XIS-PM2.5: A daily spatiotemporal machine-learning model for PM2.5 in
the contiguous United States
Abstract
Air-pollution monitoring is sparse across most of the United States, so
geostatistical models are important for reconstructing concentrations of
fine particulate air pollution (PM2.5) for use in health studies. We
present XGBoost-IDW Synthesis (XIS), a daily high-resolution PM2.5
machine-learning model covering the contiguous US from 2003 through
2021. XIS uses aerosol optical depth from satellites and a parsimonious
set of additional predictors to make predictions at arbitrary points,
capturing near-roadway gradients and allowing the estimation of
address-level exposures. We built XIS with a computationally tractable
workflow for extensibility to future years, and we used weighted
evaluation to fairly assess performance in sparsely monitored regions.

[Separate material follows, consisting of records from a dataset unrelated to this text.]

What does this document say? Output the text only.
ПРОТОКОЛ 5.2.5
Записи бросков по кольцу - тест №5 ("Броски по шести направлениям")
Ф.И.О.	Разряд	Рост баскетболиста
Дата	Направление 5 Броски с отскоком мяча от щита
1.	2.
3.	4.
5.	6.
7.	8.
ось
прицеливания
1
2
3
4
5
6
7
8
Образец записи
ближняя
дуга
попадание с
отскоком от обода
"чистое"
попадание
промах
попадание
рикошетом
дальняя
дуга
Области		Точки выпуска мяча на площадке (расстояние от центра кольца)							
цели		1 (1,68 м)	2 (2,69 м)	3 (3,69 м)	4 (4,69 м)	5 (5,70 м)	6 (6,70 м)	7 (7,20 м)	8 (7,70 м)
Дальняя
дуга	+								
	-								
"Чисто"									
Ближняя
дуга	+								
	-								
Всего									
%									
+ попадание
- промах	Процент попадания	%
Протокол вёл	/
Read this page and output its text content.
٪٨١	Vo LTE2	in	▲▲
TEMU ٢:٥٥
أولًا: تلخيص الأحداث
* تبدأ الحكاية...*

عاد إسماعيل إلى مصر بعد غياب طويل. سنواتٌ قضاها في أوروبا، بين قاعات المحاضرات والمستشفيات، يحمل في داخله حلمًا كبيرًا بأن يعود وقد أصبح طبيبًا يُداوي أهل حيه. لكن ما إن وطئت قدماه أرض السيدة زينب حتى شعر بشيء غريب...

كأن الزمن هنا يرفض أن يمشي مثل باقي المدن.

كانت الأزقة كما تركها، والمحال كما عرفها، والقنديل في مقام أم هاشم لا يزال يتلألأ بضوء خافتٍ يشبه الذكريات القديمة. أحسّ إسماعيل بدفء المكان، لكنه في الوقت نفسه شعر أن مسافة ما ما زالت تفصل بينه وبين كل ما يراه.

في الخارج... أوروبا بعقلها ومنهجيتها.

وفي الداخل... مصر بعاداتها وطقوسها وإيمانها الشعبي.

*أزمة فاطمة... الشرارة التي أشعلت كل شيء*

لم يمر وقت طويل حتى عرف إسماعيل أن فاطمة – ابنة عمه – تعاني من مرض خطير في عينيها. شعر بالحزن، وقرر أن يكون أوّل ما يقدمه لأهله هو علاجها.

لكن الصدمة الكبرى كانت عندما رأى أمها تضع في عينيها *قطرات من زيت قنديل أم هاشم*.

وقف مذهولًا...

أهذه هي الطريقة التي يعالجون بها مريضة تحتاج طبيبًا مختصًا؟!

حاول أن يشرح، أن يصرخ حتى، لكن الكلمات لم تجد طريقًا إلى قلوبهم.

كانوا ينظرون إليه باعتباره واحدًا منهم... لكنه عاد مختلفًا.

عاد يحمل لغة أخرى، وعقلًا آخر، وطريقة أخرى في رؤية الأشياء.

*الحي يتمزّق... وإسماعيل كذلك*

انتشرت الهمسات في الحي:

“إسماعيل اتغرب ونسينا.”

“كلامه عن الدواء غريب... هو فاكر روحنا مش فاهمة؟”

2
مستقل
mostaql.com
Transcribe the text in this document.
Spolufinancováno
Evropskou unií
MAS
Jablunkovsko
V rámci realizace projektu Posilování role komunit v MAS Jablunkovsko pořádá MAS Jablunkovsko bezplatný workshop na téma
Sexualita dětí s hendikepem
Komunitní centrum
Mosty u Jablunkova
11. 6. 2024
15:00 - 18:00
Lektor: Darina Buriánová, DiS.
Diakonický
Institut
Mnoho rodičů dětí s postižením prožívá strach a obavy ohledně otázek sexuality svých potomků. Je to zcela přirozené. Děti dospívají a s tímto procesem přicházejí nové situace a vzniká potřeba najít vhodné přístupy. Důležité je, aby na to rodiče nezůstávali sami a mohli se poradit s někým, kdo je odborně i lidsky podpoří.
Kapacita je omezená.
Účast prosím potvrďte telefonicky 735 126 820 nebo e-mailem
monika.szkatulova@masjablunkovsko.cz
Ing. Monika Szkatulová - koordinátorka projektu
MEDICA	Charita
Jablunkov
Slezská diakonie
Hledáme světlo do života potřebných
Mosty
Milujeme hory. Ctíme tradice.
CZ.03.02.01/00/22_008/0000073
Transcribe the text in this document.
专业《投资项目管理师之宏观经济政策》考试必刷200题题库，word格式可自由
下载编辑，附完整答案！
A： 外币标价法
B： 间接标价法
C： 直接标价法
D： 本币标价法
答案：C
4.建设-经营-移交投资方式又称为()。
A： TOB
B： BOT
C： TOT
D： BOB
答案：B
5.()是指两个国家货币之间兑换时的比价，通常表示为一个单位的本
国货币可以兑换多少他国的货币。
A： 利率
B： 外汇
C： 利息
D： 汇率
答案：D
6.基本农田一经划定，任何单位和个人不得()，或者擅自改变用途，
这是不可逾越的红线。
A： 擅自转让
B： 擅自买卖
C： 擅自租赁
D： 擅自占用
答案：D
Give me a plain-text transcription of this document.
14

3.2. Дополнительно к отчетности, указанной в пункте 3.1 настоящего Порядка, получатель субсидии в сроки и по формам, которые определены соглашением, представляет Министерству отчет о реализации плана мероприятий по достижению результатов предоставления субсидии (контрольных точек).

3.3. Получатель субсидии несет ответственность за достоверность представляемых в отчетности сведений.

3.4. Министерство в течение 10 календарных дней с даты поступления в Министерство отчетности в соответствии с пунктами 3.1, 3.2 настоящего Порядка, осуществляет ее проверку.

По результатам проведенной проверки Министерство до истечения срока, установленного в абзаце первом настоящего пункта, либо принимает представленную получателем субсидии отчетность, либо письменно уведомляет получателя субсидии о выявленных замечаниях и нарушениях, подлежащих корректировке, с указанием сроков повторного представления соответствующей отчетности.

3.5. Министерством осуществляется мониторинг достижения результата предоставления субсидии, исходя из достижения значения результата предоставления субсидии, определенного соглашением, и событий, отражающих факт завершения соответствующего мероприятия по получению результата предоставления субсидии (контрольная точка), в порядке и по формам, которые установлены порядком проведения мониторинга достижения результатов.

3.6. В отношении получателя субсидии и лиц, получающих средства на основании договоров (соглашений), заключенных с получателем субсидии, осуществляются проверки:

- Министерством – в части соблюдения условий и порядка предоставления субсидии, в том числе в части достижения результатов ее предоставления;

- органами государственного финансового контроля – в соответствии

Averaging across all years in site-level cross-validation, the weighted
mean absolute error of predictions (MAE) was 2.13 μg/m3, a substantial
improvement over the mean absolute deviation from the median, which was
4.23 μg/m3. Comparing XIS to a leading product from the US Environmental
Protection Agency, the Fused Air Quality Surface Using Downscaling
(FAQSD), we obtained a 22% reduction in MAE. We also found a stronger
relationship between PM2.5 and social vulnerability with XIS than with
the FAQSD. Thus, XIS has potential for reconstructing environmental
exposures, and its predictions have applications in environmental
justice and human health.